Ryssdal: Good. Good. I’m glad to hear it. So look, here’s the full disclosure part of this interview. We first started thinking about getting you back on the phone like six weeks ago, when the whole thing about China tariffs, and will the Biden administration get rid of them, and how do you feel about tariffs. But now honestly, I mean, we can get to tariffs later if you want to. But, honestly, the vibe now, economically speaking, is a little bit different. And I wonder, first of all, what your sense is, as a woman in the heart of American manufacturing.
Goldenberg: Well, the down and dirty quickie is: It’s kind of too soon to tell. There’s a shift. And when you’re standing in the middle of the shift, you don’t know where this is going. There were signs of this in February, as we approached the war in Ukraine, and then the market really took off and things got hot. It sort of kicked the can down the curb a little bit, if you will. You know, people are nervous. I just, on my way before this interview, filled up my car, which I know for LA standards is not crazy, but it just cost me $150 to fill up my car. And thank goodness, for me, that’s doable. But that’s a real thing.
Ryssdal: Do you have recession fears? Not you personally as a consumer in this economy, but as a woman running a company, right? You’re a CEO, you’ve got to make some decisions. Is that influencing what decisions you’re making?
Goldenberg: No, not yet. I wanted to think about that. But I’d like to say yes. You know, I’m planning now for the future. But the real truth is, no, I’m living in this moment. And I’m feeling the anxiety, I see signs of slowing down, but on a day-to-day basis, no, I’m not planning for what might come down the road. And, you know me, I’m, like, eternally optimistic. So, yeah.
Ryssdal: But you’re also … I mean, you are an optimist, right. And there’s generally a positive tone to the things you and I talked about. But you’re also a realist who’s been in this for a long time and you’ve seen ups and downs. And I guess I’m a little surprised that you’re not a little more cautious, I guess?
Goldenberg: I would say definitely cautious. But you said planning for the future. I’m definitely looking on the horizon, hard. And I think the fact that in February, things were getting kind of crappy and then we got this little bump, does not give me a false sense of security, but sort of like a nudge, like you’re given a shot. But you know what’s coming, that kind of thing.

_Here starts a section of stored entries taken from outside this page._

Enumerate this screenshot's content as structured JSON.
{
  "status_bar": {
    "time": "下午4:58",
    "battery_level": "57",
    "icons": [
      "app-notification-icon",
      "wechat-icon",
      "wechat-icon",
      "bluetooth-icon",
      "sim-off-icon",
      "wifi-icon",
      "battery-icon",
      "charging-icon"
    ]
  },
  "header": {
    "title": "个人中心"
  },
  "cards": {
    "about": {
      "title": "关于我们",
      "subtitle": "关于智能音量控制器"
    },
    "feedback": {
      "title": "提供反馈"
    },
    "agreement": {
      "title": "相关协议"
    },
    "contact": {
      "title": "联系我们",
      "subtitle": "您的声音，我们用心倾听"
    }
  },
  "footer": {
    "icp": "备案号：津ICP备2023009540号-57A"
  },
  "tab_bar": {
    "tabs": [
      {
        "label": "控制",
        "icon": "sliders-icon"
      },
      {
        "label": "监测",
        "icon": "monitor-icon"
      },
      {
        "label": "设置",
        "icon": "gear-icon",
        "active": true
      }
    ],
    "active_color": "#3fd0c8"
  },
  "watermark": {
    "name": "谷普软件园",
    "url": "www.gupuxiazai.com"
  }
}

Ryssdal: We should talk about the “little bump” that steel got in February. And I’m assuming here you’re talking about the invasion of Ukraine and what that has meant for you and your line of work. Explain that a little bit.
Goldenberg: So what it means is that we do not have a war economy in this country, thank goodness. And it’s not the old adage, as was said the other day, by some people on the Hill, that, you know, it’s a matter of national security that steel is … that we’re not building warships. However, it is a world economy. And when you take out major players, anything that destabilizes the world economy affects steel, affects all of us. So that bump that occurred with the war in Ukraine, really, as European markets scrambled to fill orders of steel that they weren’t going to get, or of other items they weren’t going to get, that needed to ramp up manufacturing in those countries as things became, you know, destabilized.